Remove duplicate entries:

// JavaScript - dedupe by URL
function deduplicate(items) {
    const seen = new Set();
    return items.filter(item => {
        if (seen.has(item.url)) return false;
        seen.add(item.url);
        return true;
    });
}

// Python - dedupe by URL
def deduplicate(items):
    seen = set()
    unique = []
    for item in items:
        if item['url'] not in seen:
            seen.add(item['url'])
            unique.append(item)
    return unique

Data Validation

Check required fields and data types:

function validateProduct(item) {
    const errors = [];

    if (!item.name || item.name.length < 2) {
        errors.push('Invalid name');
    }

    if (typeof item.price !== 'number' || item.price < 0) {
        errors.push('Invalid price');
    }

    if (!item.url?.startsWith('http')) {
        errors.push('Invalid URL');
    }

    return {
        isValid: errors.length === 0,
        errors,
        data: item,
    };
}

// Filter to valid items only
const validItems = items
    .map(validateProduct)
    .filter(result => result.isValid)
    .map(result => result.data);

Export Formats

Format Best For Notes
JSON APIs, nested data Preserves types and structure
CSV Excel, flat data Flatten nested objects first
Excel Business users Max 1 million rows
Database Large datasets, queries PostgreSQL, MongoDB common

Apify Dataset Features

Apify handles export automatically:

  • Format conversion: Download as JSON, CSV, Excel, XML
  • Streaming: Handle datasets larger than memory
  • Webhooks: Trigger processing when run completes
  • API access: Fetch results programmatically
// Fetch and process via API
const response = await fetch(
    'https://api.apify.com/v2/datasets/DATASET_ID/items?format=json',
    { headers: { Authorization: 'Bearer YOUR_TOKEN' } }
);
const items = await response.json();
const cleaned = items.map(cleanProduct);

Common Questions

Q: Clean during scraping or after?

A: Both.

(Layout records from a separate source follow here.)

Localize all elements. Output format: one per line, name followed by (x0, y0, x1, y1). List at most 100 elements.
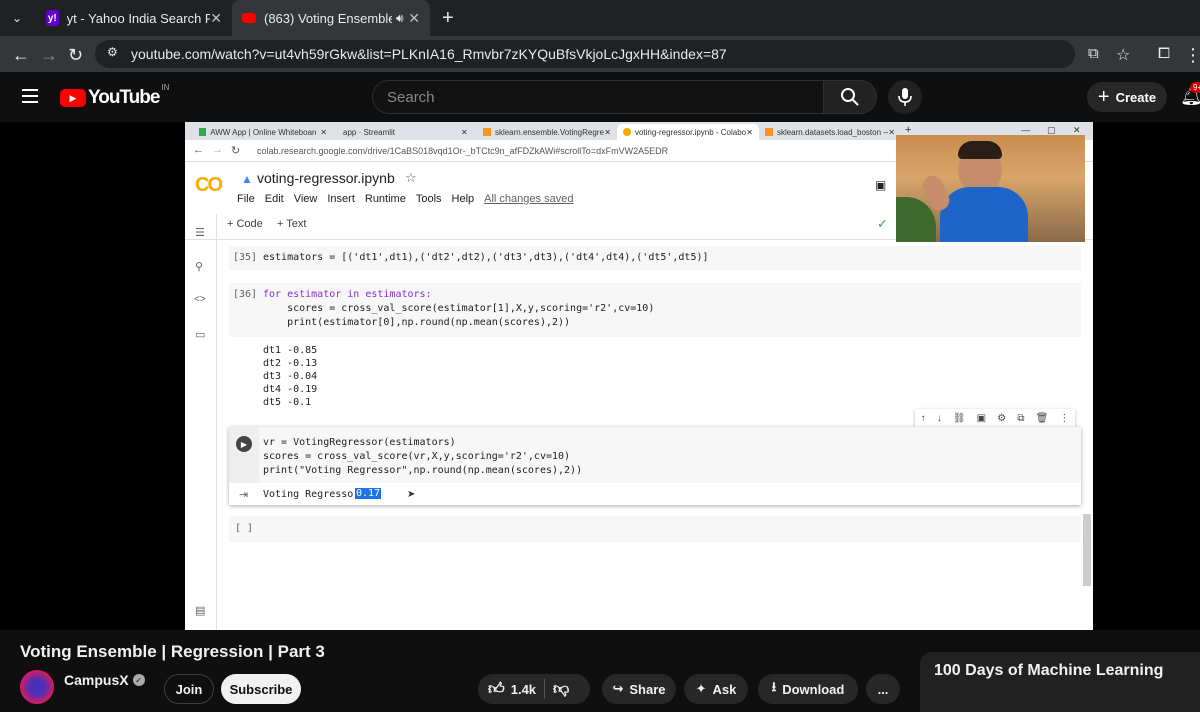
share-icon: ↪ (612, 681, 624, 696)
inner-tab: sklearn.datasets.load_boston — ✕ (759, 124, 901, 140)
star-icon: ☆ (405, 170, 417, 185)
yahoo-favicon-icon: y! (46, 10, 59, 26)
like-dislike-group[interactable]: 👍︎ 1.4k 👎︎ (478, 674, 590, 704)
code-cell-35: [35] estimators = [('dt1',dt1),('dt2',dt… (229, 246, 1081, 270)
menu-kebab-icon[interactable]: ⋮ (1184, 45, 1200, 66)
address-bar[interactable]: ⚙ youtube.com/watch?v=ut4vh59rGkw&list=P… (95, 40, 1075, 68)
hamburger-menu-icon[interactable] (22, 89, 38, 103)
subscribe-button[interactable]: Subscribe (221, 674, 301, 704)
ask-button[interactable]: ✦ Ask (684, 674, 748, 704)
share-button[interactable]: ↪ Share (602, 674, 676, 704)
code-snippets-icon: <> (194, 294, 206, 305)
toc-icon: ☰ (195, 227, 205, 239)
more-icon: ⋮ (1059, 412, 1070, 424)
comment-icon: ▣ (976, 412, 987, 424)
colab-logo: CO (195, 174, 223, 196)
join-button[interactable]: Join (164, 674, 214, 704)
empty-code-cell: [ ] (229, 516, 1081, 542)
aww-favicon-icon (199, 128, 207, 136)
search-button[interactable] (823, 80, 877, 114)
comment-icon: ▣ (875, 178, 887, 192)
settings-icon: ⚙ (997, 412, 1007, 424)
forward-icon[interactable]: → (40, 45, 58, 66)
browser-tab-bar: ⌄ y! yt - Yahoo India Search Results ✕ (… (0, 0, 1200, 36)
more-actions-button[interactable]: ... (866, 674, 900, 704)
tab-youtube[interactable]: (863) Voting Ensemble | Reg 🔊︎ ✕ (232, 0, 430, 36)
verified-icon: ✓ (132, 674, 145, 686)
close-tab-icon[interactable]: ✕ (210, 10, 222, 27)
voice-search-button[interactable] (888, 80, 922, 114)
notifications-button[interactable]: 🔔︎ 9+ (1180, 82, 1200, 107)
reload-icon[interactable]: ↻ (68, 45, 83, 66)
code-cell-active: ▶ vr = VotingRegressor(estimators) score… (229, 427, 1081, 505)
like-count: 1.4k (510, 681, 537, 697)
inner-tab-active: voting-regressor.ipynb - Colabo ✕ (617, 124, 759, 140)
colab-menu: File Edit View Insert Runtime Tools Help… (237, 193, 574, 205)
youtube-header: ▶ YouTube IN Search + Create 🔔︎ 9+ (0, 72, 1200, 122)
colab-favicon-icon (623, 128, 631, 136)
code-cell-36: [36] for estimator in estimators: scores… (229, 283, 1081, 337)
create-button[interactable]: + Create (1087, 82, 1167, 112)
playlist-panel[interactable]: 100 Days of Machine Learning (920, 652, 1200, 712)
microphone-icon (898, 88, 912, 106)
video-title: Voting Ensemble | Regression | Part 3 (20, 642, 325, 661)
link-icon: ⛓ (952, 412, 966, 424)
add-code-button: + Code (227, 218, 263, 230)
folder-icon: ▭ (195, 329, 206, 341)
new-tab-button[interactable]: + (432, 4, 462, 32)
download-button[interactable]: ⭳ Download (758, 674, 858, 704)
youtube-play-icon: ▶ (60, 89, 86, 107)
colab-left-rail: ☰ ⚲ <> ▭ ▤ (185, 214, 217, 630)
extensions-icon[interactable]: ⧠ (1158, 45, 1170, 62)
cell-toolbar: ↑ ↓ ⛓ ▣ ⚙ ⧉ 🗑︎ ⋮ (915, 409, 1075, 427)
cell-36-output: dt1 -0.85 dt2 -0.13 dt3 -0.04 dt4 -0.19 … (263, 345, 318, 408)
mirror-icon: ⧉ (1017, 412, 1025, 424)
youtube-favicon-icon (242, 13, 256, 23)
install-app-icon[interactable]: ⧉ (1088, 45, 1099, 62)
inner-tab: app · Streamlit ✕ (343, 127, 468, 137)
tab-search-button[interactable]: ⌄ (0, 4, 34, 32)
notification-badge: 9+ (1190, 82, 1200, 93)
presenter-shirt (940, 187, 1028, 242)
highlighted-score: 0.17 (355, 488, 382, 499)
speaker-icon[interactable]: 🔊︎ (396, 11, 404, 26)
video-player[interactable]: AWW App | Online Whiteboard f ✕ app · St… (0, 122, 1200, 630)
url-text: youtube.com/watch?v=ut4vh59rGkw&list=PLK… (131, 46, 727, 62)
close-tab-icon[interactable]: ✕ (408, 10, 420, 27)
drive-icon: ▲ (241, 172, 253, 186)
presenter-webcam (896, 135, 1085, 242)
mouse-cursor-icon: ➤ (407, 489, 416, 500)
back-icon[interactable]: ← (12, 45, 30, 66)
tab-label: yt - Yahoo India Search Results (66, 10, 211, 26)
thumbs-up-icon[interactable]: 👍︎ (488, 680, 505, 699)
bookmark-star-icon[interactable]: ☆ (1116, 45, 1130, 65)
connected-check-icon: ✓ (877, 216, 888, 231)
plus-icon: + (1097, 85, 1110, 108)
scrollbar (1083, 514, 1091, 586)
search-icon: ⚲ (195, 261, 204, 273)
chevron-down-icon: ⌄ (11, 11, 23, 25)
notebook-name: voting-regressor.ipynb (257, 170, 395, 186)
download-icon: ⭳ (771, 679, 777, 694)
sklearn-favicon-icon (483, 128, 491, 136)
tab-yahoo[interactable]: y! yt - Yahoo India Search Results ✕ (36, 4, 232, 32)
sklearn-favicon-icon (765, 128, 773, 136)
inner-tab: AWW App | Online Whiteboard f ✕ (193, 124, 333, 140)
add-text-button: + Text (277, 218, 307, 230)
search-icon (841, 88, 859, 106)
channel-avatar[interactable] (20, 670, 54, 704)
search-input[interactable]: Search (372, 80, 824, 114)
sparkle-icon: ✦ (695, 681, 707, 696)
playlist-title: 100 Days of Machine Learning (934, 662, 1164, 679)
youtube-logo[interactable]: ▶ YouTube IN (60, 83, 169, 109)
thumbs-down-icon[interactable]: 👎︎ (553, 680, 569, 699)
move-up-icon: ↑ (920, 412, 926, 424)
run-cell-icon: ▶ (236, 436, 252, 452)
inner-tab: sklearn.ensemble.VotingRegress ✕ (477, 124, 617, 140)
terminal-icon: ▤ (195, 605, 206, 617)
channel-name[interactable]: CampusX ✓ (64, 672, 145, 688)
site-info-icon[interactable]: ⚙ (107, 45, 118, 59)
browser-toolbar: ← → ↻ ⚙ youtube.com/watch?v=ut4vh59rGkw&… (0, 36, 1200, 72)
delete-icon: 🗑︎ (1035, 412, 1049, 424)
output-icon: ⇥ (239, 489, 249, 501)
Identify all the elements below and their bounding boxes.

Do basic cleaning during scraping (trim whitespace). Do heavy processing after (deduplication, validation) when you have all data.

Q: What about very large datasets?

A: Stream processing. Do not load everything into memory. Use database for storage. Process in chunks.

Q: How do I handle encoding issues?

A: Always decode as UTF-8. Replace or remove invalid characters. Watch for HTML entities (&amp; → &).